The Kanaka Band has already invested $450,000 in feasibility, hydrology and engineering studies, with a similar investment from Green Valley.

B.C. Hydro announced it would pursue five purchase agreements last March with five First Nations projects — including Siwash Creek — including hydro, solar and wind energy projects, as two new generating stations were being commissioned at the time. A purchase agreement allows proponents to sell electricity to B.C. Hydro at a set price.

However, at least ten other “shovel-ready” clean energy projects may be doomed while B.C. Hydro completes a review of its own operations and its place in the energy sector, where legal outcomes like the Squamish power project ruling add uncertainty, including B.C.’s future power needs.

With the 1,100-megawatt Site C Dam planned for completion in 2024, and LNG demand cited to justify it, B.C. Hydro now projects it will have a surplus of electricity until the early 2030s.

Even if British Columbians put 300,000 electric vehicles on the road over the next 12 years, amid BC Hydro’s first call for power, they will require only 300 megawatts of new capacity, the company said.

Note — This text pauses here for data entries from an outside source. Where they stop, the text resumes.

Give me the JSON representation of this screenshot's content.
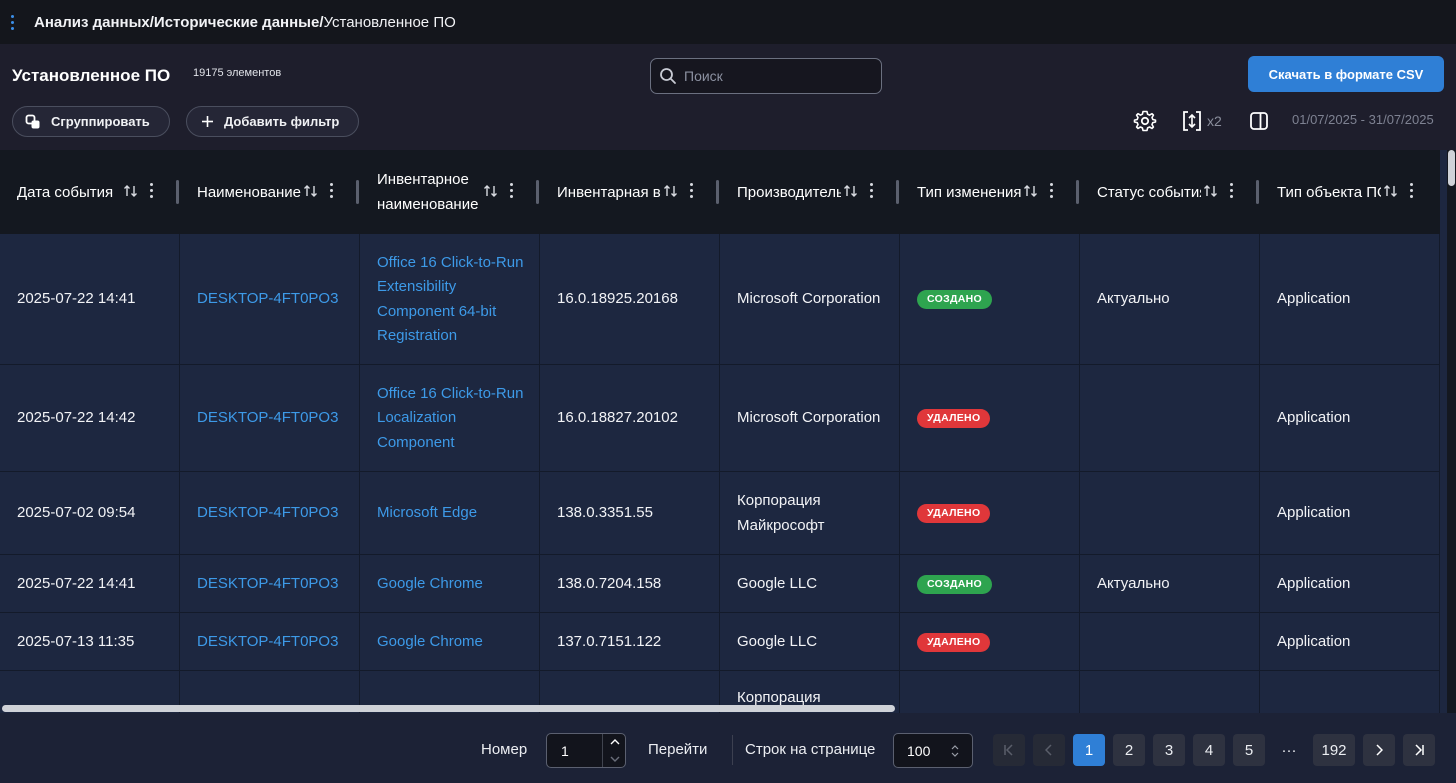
{
  "breadcrumb": {
    "part1": "Анализ данных",
    "sep": "/",
    "part2": "Исторические данные",
    "part3": "Установленное ПО"
  },
  "header": {
    "title": "Установленное ПО",
    "count": "19175 элементов",
    "search_placeholder": "Поиск",
    "csv_button": "Скачать в формате CSV",
    "group_button": "Сгруппировать",
    "filter_button": "Добавить фильтр",
    "density_label": "x2",
    "date_range": "01/07/2025 - 31/07/2025"
  },
  "icons": {
    "settings": "gear-icon",
    "density": "expand-vertical-icon",
    "columns": "panel-icon",
    "search": "search-icon",
    "group": "group-icon",
    "add": "plus-icon"
  },
  "columns": [
    {
      "label": "Дата события"
    },
    {
      "label": "Наименование"
    },
    {
      "label": "Инвентарное наименование"
    },
    {
      "label": "Инвентарная версия"
    },
    {
      "label": "Производитель"
    },
    {
      "label": "Тип изменения"
    },
    {
      "label": "Статус события"
    },
    {
      "label": "Тип объекта ПО"
    }
  ],
  "rows": [
    {
      "date": "2025-07-22 14:41",
      "name": "DESKTOP-4FT0PO3",
      "inv_name": "Office 16 Click-to-Run Extensibility Component 64-bit Registration",
      "version": "16.0.18925.20168",
      "vendor": "Microsoft Corporation",
      "change": "СОЗДАНО",
      "change_type": "created",
      "status": "Актуально",
      "obj_type": "Application"
    },
    {
      "date": "2025-07-22 14:42",
      "name": "DESKTOP-4FT0PO3",
      "inv_name": "Office 16 Click-to-Run Localization Component",
      "version": "16.0.18827.20102",
      "vendor": "Microsoft Corporation",
      "change": "УДАЛЕНО",
      "change_type": "deleted",
      "status": "",
      "obj_type": "Application"
    },
    {
      "date": "2025-07-02 09:54",
      "name": "DESKTOP-4FT0PO3",
      "inv_name": "Microsoft Edge",
      "version": "138.0.3351.55",
      "vendor": "Корпорация Майкрософт",
      "change": "УДАЛЕНО",
      "change_type": "deleted",
      "status": "",
      "obj_type": "Application"
    },
    {
      "date": "2025-07-22 14:41",
      "name": "DESKTOP-4FT0PO3",
      "inv_name": "Google Chrome",
      "version": "138.0.7204.158",
      "vendor": "Google LLC",
      "change": "СОЗДАНО",
      "change_type": "created",
      "status": "Актуально",
      "obj_type": "Application"
    },
    {
      "date": "2025-07-13 11:35",
      "name": "DESKTOP-4FT0PO3",
      "inv_name": "Google Chrome",
      "version": "137.0.7151.122",
      "vendor": "Google LLC",
      "change": "УДАЛЕНО",
      "change_type": "deleted",
      "status": "",
      "obj_type": "Application"
    },
    {
      "date": "",
      "name": "",
      "inv_name": "",
      "version": "",
      "vendor": "Корпорация",
      "change": "",
      "change_type": "deleted",
      "status": "",
      "obj_type": ""
    }
  ],
  "pagination": {
    "number_label": "Номер",
    "number_value": "1",
    "go_label": "Перейти",
    "rows_label": "Строк на странице",
    "rows_value": "100",
    "pages": [
      "1",
      "2",
      "3",
      "4",
      "5"
    ],
    "ellipsis": "···",
    "last_page": "192",
    "current": "1"
  },
  "colors": {
    "accent": "#2f7fd6",
    "created": "#2ea44f",
    "deleted": "#e0373a",
    "link": "#3d9ae8"
  }
}
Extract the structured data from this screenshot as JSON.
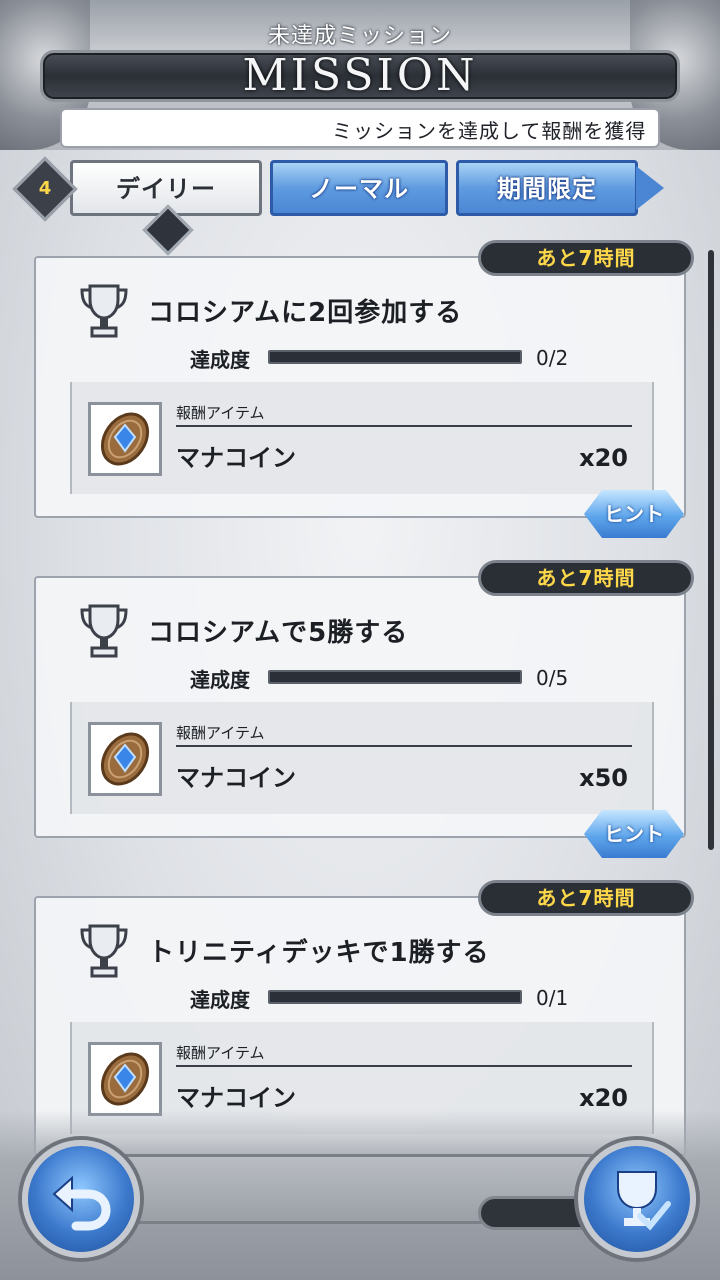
{
  "header": {
    "subtitle": "未達成ミッション",
    "title": "MISSION",
    "ticker": "ミッションを達成して報酬を獲得"
  },
  "tabs": {
    "badge_count": "4",
    "daily": "デイリー",
    "normal": "ノーマル",
    "limited": "期間限定"
  },
  "missions": [
    {
      "timer": "あと7時間",
      "title": "コロシアムに2回参加する",
      "progress_label": "達成度",
      "progress_text": "0/2",
      "progress_fraction": 0,
      "reward_header": "報酬アイテム",
      "reward_name": "マナコイン",
      "reward_qty": "x20",
      "hint": "ヒント"
    },
    {
      "timer": "あと7時間",
      "title": "コロシアムで5勝する",
      "progress_label": "達成度",
      "progress_text": "0/5",
      "progress_fraction": 0,
      "reward_header": "報酬アイテム",
      "reward_name": "マナコイン",
      "reward_qty": "x50",
      "hint": "ヒント"
    },
    {
      "timer": "あと7時間",
      "title": "トリニティデッキで1勝する",
      "progress_label": "達成度",
      "progress_text": "0/1",
      "progress_fraction": 0,
      "reward_header": "報酬アイテム",
      "reward_name": "マナコイン",
      "reward_qty": "x20",
      "hint": ""
    }
  ],
  "icons": {
    "trophy": "trophy-icon",
    "coin": "mana-coin-icon",
    "back": "back-arrow-icon",
    "missions_button": "trophy-check-icon"
  },
  "colors": {
    "timer_text": "#ffd84a",
    "tab_active_blue": "#5f9be0",
    "progress_track": "#2b2f37"
  }
}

A long-term surplus could effectively halt all small-scale clean energy development, according to Clean Energy B.C., even as Hydro One’s U.S. coal plant remains online in the region.

“(B.C. Hydro) dropped their offer down to 500 kilowatts right around the time they announced their review,” said Michell. “So we filled out the paperwork at 500 kilowatts and (B.C. Hydro) got to make its announcement of five projects.”

In the new few weeks, Kanaka and Green Valley will discuss whether they can move forward with a new financial model or shelve the project, he said.

B.C. Hydro declined to comment on the rationale for downsizing Siwash Creek’s power purchase agreement.

The Kanaka Bar Band successfully operates a 49.9-megawatt run-of-river plant on Kwoiek Creek with partners Innergex Renewable Energy.